Menurut Imam Malik praktek Hubungan Intim antara pria dengan Pria dikategorikan zina dan hukuman yang setimpal untuk pelakunya adalah dirajam, baik pelakunya muhshan (sudah menikah) atau gair muhshan (perjaka). Ia sependapat dengan Ishaq bin Rahawaih dan As Sya’bi.

Menurut Imam Syafi’i, praktik Hubungan Intim antara pria dengan Pria tidak dikategorikan zina, tetapi terdapat kesamaan, di mana keduanya sama-sama merupakan hubungan intim terlarang dalam Islam. Hukuman untuk pelakunya: kalau pelakunya muhshan (sudah menikah), maka dihukum rajam. Kalau gair muhshan (perjaka), maka dihukum cambuk 100 kali dan diasingkan selama satu tahun. Hal tersebut sama dengan pendapat Said bin Musayyib, Atha’ bin Abi Rabah, An Nakha’I, Al Hasan dan Qatadah.
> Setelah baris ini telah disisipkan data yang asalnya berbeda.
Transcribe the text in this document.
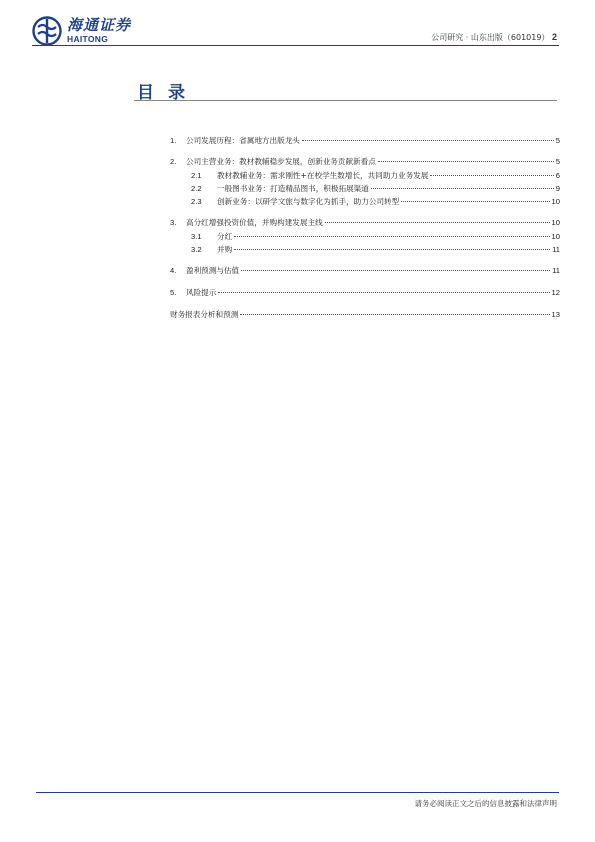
海通证券
HAITONG	公司研究 · 山东出版（601019） 2
目录
1.	公司发展历程：省属地方出版龙头	5
2.	公司主营业务：教材教辅稳步发展，创新业务贡献新看点	5
2.1	教材教辅业务：需求刚性+在校学生数增长，共同助力业务发展	6
2.2	一般图书业务：打造精品图书，积极拓展渠道	9
2.3	创新业务：以研学文旅与数字化为抓手，助力公司转型	10
3.	高分红增强投资价值，并购构建发展主线	10
3.1	分红	10
3.2	并购	11
4.	盈利预测与估值	11
5.	风险提示	12
财务报表分析和预测	13
请务必阅读正文之后的信息披露和法律声明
Menurut Imam Hambali, praktik Hubungan Intim antara pria dengan Pria dikategorikan zina. Mengenai jenis hukuman yang dikenakan kepada pelakunya beliau mempunyai dua riwayat (pendapat): Pertama, dihukum sama seperti pezina, kalau pelakunya muhshan (sudah menikah) maka dihukum rajam. kalau pelakunya gair muhshan (perjaka), maka dihukum cambuk 100 kali dan diasingkan selama satu tahun. (pendapat inilah yang paling kuat). Kedua, dibunuh dengan dirajam, baik dia itu muhshan atau gair muhshan.
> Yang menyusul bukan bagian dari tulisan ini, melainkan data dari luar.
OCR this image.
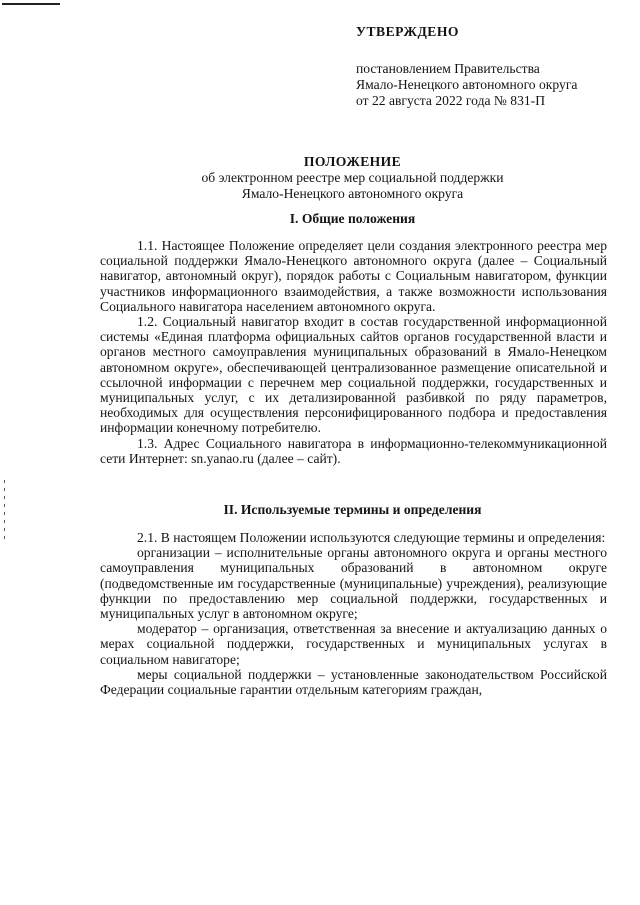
УТВЕРЖДЕНО
постановлением Правительства
Ямало-Ненецкого автономного округа
от 22 августа 2022 года № 831-П
ПОЛОЖЕНИЕ
об электронном реестре мер социальной поддержки
Ямало-Ненецкого автономного округа
I. Общие положения

1.1. Настоящее Положение определяет цели создания электронного реестра мер социальной поддержки Ямало-Ненецкого автономного округа (далее – Социальный навигатор, автономный округ), порядок работы с Социальным навигатором, функции участников информационного взаимодействия, а также возможности использования Социального навигатора населением автономного округа.

1.2. Социальный навигатор входит в состав государственной информационной системы «Единая платформа официальных сайтов органов государственной власти и органов местного самоуправления муниципальных образований в Ямало-Ненецком автономном округе», обеспечивающей централизованное размещение описательной и ссылочной информации с перечнем мер социальной поддержки, государственных и муниципальных услуг, с их детализированной разбивкой по ряду параметров, необходимых для осуществления персонифицированного подбора и предоставления информации конечному потребителю.

1.3. Адрес Социального навигатора в информационно-телекоммуникационной сети Интернет: sn.yanao.ru (далее – сайт).

II. Используемые термины и определения

2.1. В настоящем Положении используются следующие термины и определения:

организации – исполнительные органы автономного округа и органы местного самоуправления муниципальных образований в автономном округе (подведомственные им государственные (муниципальные) учреждения), реализующие функции по предоставлению мер социальной поддержки, государственных и муниципальных услуг в автономном округе;

модератор – организация, ответственная за внесение и актуализацию данных о мерах социальной поддержки, государственных и муниципальных услугах в социальном навигаторе;

меры социальной поддержки – установленные законодательством Российской Федерации социальные гарантии отдельным категориям граждан,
Cinta Sesama Jenis terjadi sejak zaman Nabi Luth yakni terjadi pada kaum sodom, dan Tuhan mengazab dengan menghancurkan kota sodom tersebut. Jika Cinta Sesama Jenis dikaitkan dengan agama manapun tentu itu suatu kesalahan atau dosa besar, manun jika di nilai dari rasa manusiawi tentu ini salah siapa? apa kesalahan yang timbul dari diri Anda sendiri atau karena ketidak adilan Tuhan? semua ini tentu pernah Anda pikirkan! Kesalahan tersebut bisa karena virus psikologi sebab pergaulan,bisa juga karena kesalahan faktor hormon tubuh yang tidak berkembang sebagaimana mestinya selayaknya orang-orang pada umumnya, dan banyak faktor penyebabnya. Namun yang dikasihani adalah seseorang yang justru minder karena rasa kekurangannya tersebut. Dalam pergaulan merasa terkucilkan, berujung cinta sesama jenis yang tidak ada suatu ujung kepastian. Semua agama tentunya menganjurkan semua umat manusia menjalani titah kodratnya sebagai mana mestinya dan mengarahkan manusia agar kembali ke jalan yang benar.
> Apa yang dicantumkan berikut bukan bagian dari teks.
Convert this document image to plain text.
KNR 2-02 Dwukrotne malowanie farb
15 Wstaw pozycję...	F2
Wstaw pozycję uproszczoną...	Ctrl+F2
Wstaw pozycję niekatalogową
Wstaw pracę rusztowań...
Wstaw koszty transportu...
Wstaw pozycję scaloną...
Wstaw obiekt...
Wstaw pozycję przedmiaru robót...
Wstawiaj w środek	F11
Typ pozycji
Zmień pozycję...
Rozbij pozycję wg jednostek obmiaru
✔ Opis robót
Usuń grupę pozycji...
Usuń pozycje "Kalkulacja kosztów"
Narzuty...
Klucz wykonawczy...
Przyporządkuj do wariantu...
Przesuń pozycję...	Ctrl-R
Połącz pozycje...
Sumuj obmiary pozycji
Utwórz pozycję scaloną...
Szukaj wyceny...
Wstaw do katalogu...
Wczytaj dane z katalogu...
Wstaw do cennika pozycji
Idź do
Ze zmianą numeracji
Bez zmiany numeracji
Di Eropa yang merupakan negara-negara bebas, cinta sesama jenis mendapat tempat dikarenakan hak asasi manusia, tak heran pernikahan sesama jenispun bisa terjadi. Kebebasan berpendapat, kebebasan berpola pikir universal dan berbuat apapun asal tidak suatu perbuatan kriminalitas di negeri barat syah-syah saja. Tak heran cinta sesama jenis di negeri barat tidak ada suatu larangan bahkan pelakupun tidak merasa malu-malu lagi yang menyatakan dirinya adalah pecinta sesama jenis.